Five Republican candidates for governor of Minnesota made their cases to an audience of 100 people at Concordia Academy in Roseville Saturday. According to the Pioneer Press, the messages were similar, and the focus was on who is most electable.
It's a question that wasn't asked four years ago, but should have been, said former House Minority Leader Marty Seifert. In 2010, Tom Emmer defeated Seifert for the endorsement. Emmer was then defeated by Democrat Mark Dayton despite a Republican sweep of the Minnesota House and Senate.
The five candidates who participated in the 90-minute debate are all conservative, fiscally and socially. Besides Seifert, they are Hibbing special education teacher Rob Farnsworth, Orono businessman Scott Honour, Hennepin County Commissioner Jeff Johnson and state Sen. Dave Thompson.
Thompson, who used to host a radio show, said he has the communication skills and charisma to connect with voters.
Johnson said he's had experience working with independents and conservative Democrats, and has proven he can get their votes.
Seifert said he has appeal to the average working voter. A farm kid from Marshall, he has also been a teacher, college counselor, real estate agent and hospital foundation director.
Honour said he knows how to bypass bureaucracy to create jobs. He vowed to apply his business skills to expand business and job opportunities statewide.
Farnsworth, the son of an iron miner and a teachers' union member, said his unusual background will help him stand out among Republicans and appeal to independent-minded Minnesotans.

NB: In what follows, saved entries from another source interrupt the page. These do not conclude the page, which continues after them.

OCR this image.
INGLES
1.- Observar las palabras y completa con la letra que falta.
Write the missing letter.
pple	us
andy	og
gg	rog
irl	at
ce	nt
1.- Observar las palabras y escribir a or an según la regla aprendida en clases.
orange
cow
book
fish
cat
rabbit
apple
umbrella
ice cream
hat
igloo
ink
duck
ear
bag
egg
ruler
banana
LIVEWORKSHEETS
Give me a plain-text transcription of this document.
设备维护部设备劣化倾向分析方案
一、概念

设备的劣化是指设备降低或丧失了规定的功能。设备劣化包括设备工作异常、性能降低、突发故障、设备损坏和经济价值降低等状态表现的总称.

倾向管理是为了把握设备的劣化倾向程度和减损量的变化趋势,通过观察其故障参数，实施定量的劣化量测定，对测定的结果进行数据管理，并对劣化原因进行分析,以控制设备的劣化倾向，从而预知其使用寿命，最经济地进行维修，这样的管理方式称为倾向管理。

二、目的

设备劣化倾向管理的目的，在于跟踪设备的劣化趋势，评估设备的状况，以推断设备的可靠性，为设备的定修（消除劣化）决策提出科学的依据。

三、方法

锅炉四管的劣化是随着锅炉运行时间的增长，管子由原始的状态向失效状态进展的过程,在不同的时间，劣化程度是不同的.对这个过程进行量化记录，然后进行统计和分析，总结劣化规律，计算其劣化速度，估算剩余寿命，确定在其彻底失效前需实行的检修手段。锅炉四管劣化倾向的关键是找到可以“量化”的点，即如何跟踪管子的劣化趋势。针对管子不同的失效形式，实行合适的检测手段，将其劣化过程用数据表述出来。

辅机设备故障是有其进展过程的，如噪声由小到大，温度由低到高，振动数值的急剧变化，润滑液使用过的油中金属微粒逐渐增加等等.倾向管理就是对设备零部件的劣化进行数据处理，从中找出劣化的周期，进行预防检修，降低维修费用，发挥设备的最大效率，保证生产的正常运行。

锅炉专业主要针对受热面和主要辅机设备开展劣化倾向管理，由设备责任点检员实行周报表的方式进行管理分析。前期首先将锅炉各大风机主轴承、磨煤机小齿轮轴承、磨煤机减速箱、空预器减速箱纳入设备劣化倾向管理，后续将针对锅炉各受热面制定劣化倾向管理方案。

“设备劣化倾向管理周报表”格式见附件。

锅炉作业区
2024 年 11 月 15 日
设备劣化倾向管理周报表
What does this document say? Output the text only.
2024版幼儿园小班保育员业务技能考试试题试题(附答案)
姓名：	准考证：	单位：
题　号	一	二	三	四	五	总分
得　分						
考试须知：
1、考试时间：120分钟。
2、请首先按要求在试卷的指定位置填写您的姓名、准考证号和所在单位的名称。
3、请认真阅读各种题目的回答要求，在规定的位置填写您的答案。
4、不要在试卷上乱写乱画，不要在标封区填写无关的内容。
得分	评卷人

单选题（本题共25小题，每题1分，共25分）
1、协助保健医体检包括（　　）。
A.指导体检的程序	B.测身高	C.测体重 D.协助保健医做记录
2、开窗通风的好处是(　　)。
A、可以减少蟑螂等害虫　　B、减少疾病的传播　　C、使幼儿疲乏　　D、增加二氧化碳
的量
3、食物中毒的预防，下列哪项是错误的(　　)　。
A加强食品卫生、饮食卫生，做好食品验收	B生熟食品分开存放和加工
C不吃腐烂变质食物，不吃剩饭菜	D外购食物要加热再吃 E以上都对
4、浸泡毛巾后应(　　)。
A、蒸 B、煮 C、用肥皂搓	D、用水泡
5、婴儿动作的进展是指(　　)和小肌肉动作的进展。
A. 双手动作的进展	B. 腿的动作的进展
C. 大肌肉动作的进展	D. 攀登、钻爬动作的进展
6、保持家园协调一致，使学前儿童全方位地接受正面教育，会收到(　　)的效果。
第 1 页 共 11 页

Two other Republican gubernatorial hopefuls, state Rep. Kurt Zellers and perennial candidate Ole Savior, did not participate in the 90-minute debate.
The Star Tribune reports Republicans will use voter disappointment with MNsure as a centerpiece of the campaign to defeat Dayton.
“The fact is, the governor didn’t manage this at all,” said Minnesota GOP Chairman Keith Downey. “In some ways, it is the classic big-government failure and the governor should be accountable for that.”
“There is not a single Republican fingerprint on MNsure,” said Rep. Peggy Scott, R-Andover.
Republican precinct caucuses are Feb. 4. A straw poll there will be a first indication of the candidates' appeal, at least to the Republican base.